For more information on setting up your controllers to use REST with Spring MVC, see this question. Additionally, check out the Spring MVC Documentation for more information.
Also, if you haven't checked out the Wikipedia article on REST, I strongly encourage you to do so. Finally, another good, classic read on REST is How I Explained REST To My Wife. Enjoy.
I am trying to make a RESTful api and have some function which needs credentials. For example say I'm writing a function which finds all nearby places within a certain radius, but only authorised users can use it.
One way to do it is to send it all using GET like so:
http://myapi.heroku.com/getNearbyPlaces?lon=12.343523&lat=56.123533&radius=30&username=john&password=blabla123
but obviously that's the worst possible way to do it.
Is it possible to instead move the username and password fields and embed them as POST variables over SSL, so the URL will only look like so:
https://myapi.heroku.com/getNearbyPlaces?lon=12.343523&lat=56.123533&radius=30
and the credentials will be sent encrypted.
How would I then in Sinatra and Ruby properly get at the GET and POST variables? Is this The Right Way To Do It? If not why not?
If you are really trying to create a restful API instead if some URL endpoints which happen to speak some HTTP dialect, you should stick to GET. It's even again in your path, so you seem to be pretty sure it's a get.
Instead of trying to hide the username and password in GET or POST parameters, you should instead use Basic authentication, which was invented especially for that purpose and is universally available in clients (and is available using convenience methods in Sinatra).
Also, if you are trying to use REST, you should embrace the concept of resources and resoiurce collections (which is implied by the R and E of REST). So you have a single URL like http://myapi.heroku.com/NearbyPlaces. If you GET there, you gather information about that resource, if you POST, you create a new resource, if you PUT yopu update n existing resource and if you DELETE, well, you delete it. What you should do before is th structure your object space into these resources and design your API around it.
Possibly, you could have a resource collection at http://myapi.heroku.com/places. Each place as a resource has a unique URL like http://myapi.heroku.com/places/123. New polaces can be created by POSTing to http://myapi.heroku.com/places. And nearby places could be gathered by GETing http://myapi.heroku.com/places/nearby?lon=12.343523&lat=56.123533&radius=30. hat call could return an Array or URLs to nearby places, e.g.
[
"http://myapi.heroku.com/places/123",
"http://myapi.heroku.com/places/17",
"http://myapi.heroku.com/places/42"
]
If you want to be truly discoverable, you might also embrace HATEOAS which constraints REST smentics in a way to allows API clients to "browse" through the API as a user with a browser would do. To allow this, you use Hyperlink inside your API which point to other resources, kind of like in the example above.

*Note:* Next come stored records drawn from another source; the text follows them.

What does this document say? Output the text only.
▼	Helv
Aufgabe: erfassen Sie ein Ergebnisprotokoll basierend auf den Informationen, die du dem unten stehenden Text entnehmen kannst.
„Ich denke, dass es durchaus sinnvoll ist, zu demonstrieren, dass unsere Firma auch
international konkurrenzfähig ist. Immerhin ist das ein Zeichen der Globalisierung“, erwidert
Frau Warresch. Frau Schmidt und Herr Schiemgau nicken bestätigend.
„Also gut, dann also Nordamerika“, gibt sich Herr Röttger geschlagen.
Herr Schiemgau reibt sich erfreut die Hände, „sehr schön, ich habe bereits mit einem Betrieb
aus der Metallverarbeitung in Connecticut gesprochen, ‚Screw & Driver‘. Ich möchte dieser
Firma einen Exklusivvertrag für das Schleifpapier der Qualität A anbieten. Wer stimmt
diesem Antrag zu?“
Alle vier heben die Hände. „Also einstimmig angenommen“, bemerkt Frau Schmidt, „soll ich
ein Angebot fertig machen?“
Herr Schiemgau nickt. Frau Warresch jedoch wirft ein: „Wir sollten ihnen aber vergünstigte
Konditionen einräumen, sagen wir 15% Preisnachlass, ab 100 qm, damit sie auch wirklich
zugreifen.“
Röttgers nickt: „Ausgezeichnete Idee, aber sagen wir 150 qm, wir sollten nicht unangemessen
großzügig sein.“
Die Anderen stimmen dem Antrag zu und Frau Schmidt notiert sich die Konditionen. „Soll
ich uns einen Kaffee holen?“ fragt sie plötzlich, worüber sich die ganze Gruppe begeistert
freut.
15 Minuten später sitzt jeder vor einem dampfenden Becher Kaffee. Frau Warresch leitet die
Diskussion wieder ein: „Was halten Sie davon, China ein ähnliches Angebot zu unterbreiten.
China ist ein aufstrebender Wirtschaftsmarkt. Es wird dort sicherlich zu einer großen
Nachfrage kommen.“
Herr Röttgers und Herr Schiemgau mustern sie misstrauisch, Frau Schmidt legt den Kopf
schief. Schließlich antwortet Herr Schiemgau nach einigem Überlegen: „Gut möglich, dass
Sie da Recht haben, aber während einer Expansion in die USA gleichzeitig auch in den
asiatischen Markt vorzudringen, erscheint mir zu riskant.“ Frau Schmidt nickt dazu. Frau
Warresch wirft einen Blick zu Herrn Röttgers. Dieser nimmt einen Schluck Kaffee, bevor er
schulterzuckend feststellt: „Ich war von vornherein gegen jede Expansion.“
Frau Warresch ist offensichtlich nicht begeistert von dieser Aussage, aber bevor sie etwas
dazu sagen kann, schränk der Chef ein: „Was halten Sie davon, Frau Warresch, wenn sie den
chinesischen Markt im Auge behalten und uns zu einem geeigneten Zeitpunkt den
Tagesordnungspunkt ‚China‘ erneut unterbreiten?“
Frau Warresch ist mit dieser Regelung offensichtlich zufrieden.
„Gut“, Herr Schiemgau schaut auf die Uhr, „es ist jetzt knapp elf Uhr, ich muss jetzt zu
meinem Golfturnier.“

The params that are part of the url (namely lon, lat and radius) are known as query parameters, the user and password information that you want to send in your form are known as form parameters. In Sinatra both of these type of parameters are made available in the params hash of a controller.
So in Sinatra you would be able to access your lon parameter as params[:lon] and the user parameter as params[:user].
I suggest using basic or digest authentication and a plain GET request. In other words, your request should be "GET /places?lat=x&lon=x&radius=x" and you should let HTTP handle the authentication. If I understand your situation correctly, this is the ideal approach and will certainly be the most RESTful solution.
As an aside, your URI could be improved. Having verbs ("get") and query-like adjectives ("nearby") in your resource names is not really appropriate. In general, resources should be nouns (ie. "places", "person", "books"). See the example request I wrote above; "get" is redundant because you are using a GET request and "nearby" is redundant because you are already querying by location.